New research from the University of Oxford has revealed the contraceptive pill to have helped in the prevention of womb cancer in 200,000 cases in the last decade alone.
The contraceptive pill is one of the most commonly used methods of contraception in the western world today, with one-third of women in the UK aged 16-49 thought to be using it. Referred to colloquially as ‘the pill’, it was developed in the 1960’s and was seen as one of the most important developments for women and their sexual liberation.

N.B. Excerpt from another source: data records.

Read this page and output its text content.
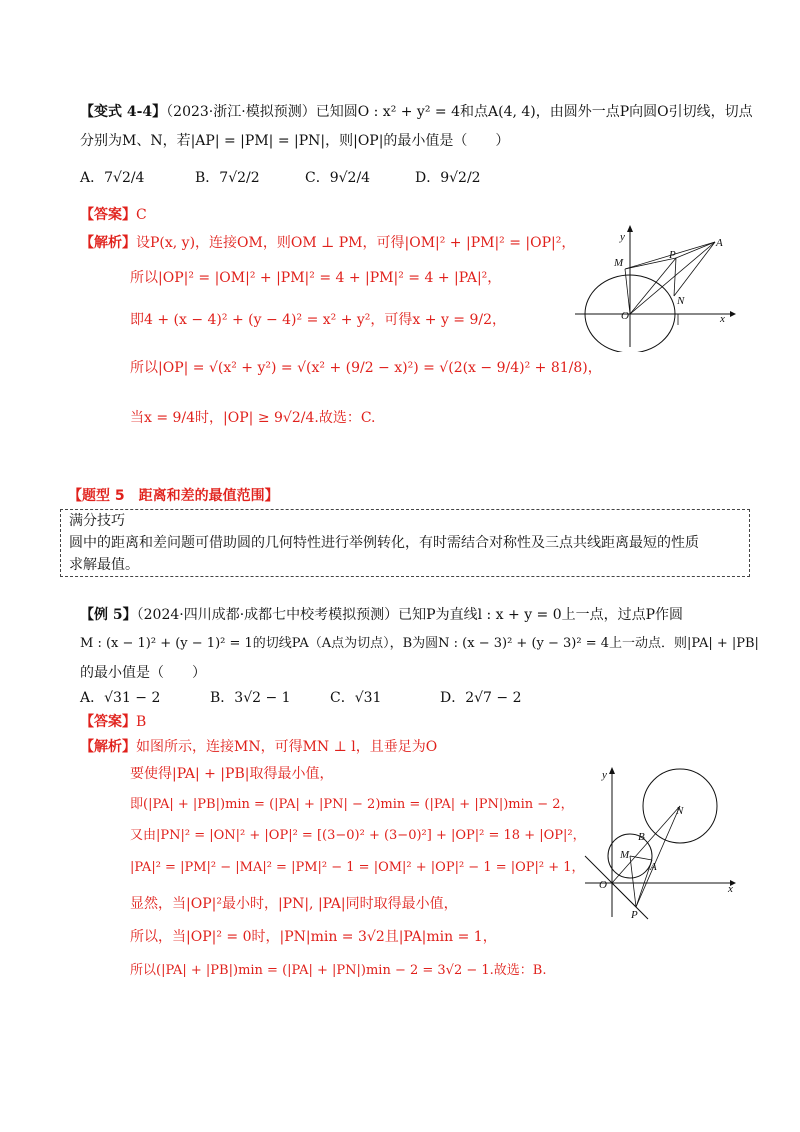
【变式 4-4】（2023·浙江·模拟预测）已知圆O : x² + y² = 4和点A(4, 4)，由圆外一点P向圆O引切线，切点
分别为M、N，若|AP| = |PM| = |PN|，则|OP|的最小值是（　　）
A．7√2/4	B．7√2/2	C．9√2/4	D．9√2/2
【答案】C
【解析】设P(x, y)，连接OM，则OM ⊥ PM，可得|OM|² + |PM|² = |OP|²，
所以|OP|² = |OM|² + |PM|² = 4 + |PM|² = 4 + |PA|²，
即4 + (x − 4)² + (y − 4)² = x² + y²，可得x + y = 9/2，
所以|OP| = √(x² + y²) = √(x² + (9/2 − x)²) = √(2(x − 9/4)² + 81/8)，
当x = 9/4时，|OP| ≥ 9√2/4.故选：C.
y	A
P
M
N
O	x
【题型 5　距离和差的最值范围】
满分技巧
圆中的距离和差问题可借助圆的几何特性进行举例转化，有时需结合对称性及三点共线距离最短的性质
求解最值。
【例 5】（2024·四川成都·成都七中校考模拟预测）已知P为直线l : x + y = 0上一点，过点P作圆
M : (x − 1)² + (y − 1)² = 1的切线PA（A点为切点），B为圆N : (x − 3)² + (y − 3)² = 4上一动点．则|PA| + |PB|
的最小值是（　　）
A．√31 − 2	B．3√2 − 1	C．√31	D．2√7 − 2
【答案】B
【解析】如图所示，连接MN，可得MN ⊥ l，且垂足为O
要使得|PA| + |PB|取得最小值，
即(|PA| + |PB|)min = (|PA| + |PN| − 2)min = (|PA| + |PN|)min − 2，
又由|PN|² = |ON|² + |OP|² = [(3−0)² + (3−0)²] + |OP|² = 18 + |OP|²，
|PA|² = |PM|² − |MA|² = |PM|² − 1 = |OM|² + |OP|² − 1 = |OP|² + 1，
显然，当|OP|²最小时，|PN|, |PA|同时取得最小值，
所以，当|OP|² = 0时，|PN|min = 3√2且|PA|min = 1，
所以(|PA| + |PB|)min = (|PA| + |PN|)min − 2 = 3√2 − 1.故选：B.
y
N
B
M
A
O
P
x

In the fifty years that it has been available there have been many positives and negatives to the pill from its effectiveness in reducing period pain and the simplicity of it, to complaints of weight gain and migraines.
New research findings
This new research reveals another positive side to this method of contraception. Researchers found that for every five years a woman takes the pill her risk of developing womb cancer decreases by around 25%.
The Lancet Oncology journal published the study with the findings showing that in women who have taken the pill for a decade the rate of womb cancer fell to 1.3 in 100 from 2.3. The researchers pooled data from 36 studies that comprised a total of 27,276 women with endometrial cancer (cases) and 115,743 without (controls). They found that the amount of hormones in the pill taken, the levels of oestrogen varied from those who had taken it during the 1960’s and 1980’s, had no effect and that this reduction in the risk of developing womb cancer could last for up to 30 years after stopping taking the pill.
Another reason to choose the pill?
Lead author of the study, Professor Valerie Beral, has said;
“people used to worry that the Pill might cause cancer, but in the long term, the Pill reduces the risk of cancer”.
This only adds to the research in 2008 where it was discovered that taking the pill regularly for 15 years could reduce the risk of ovarian cancer by half.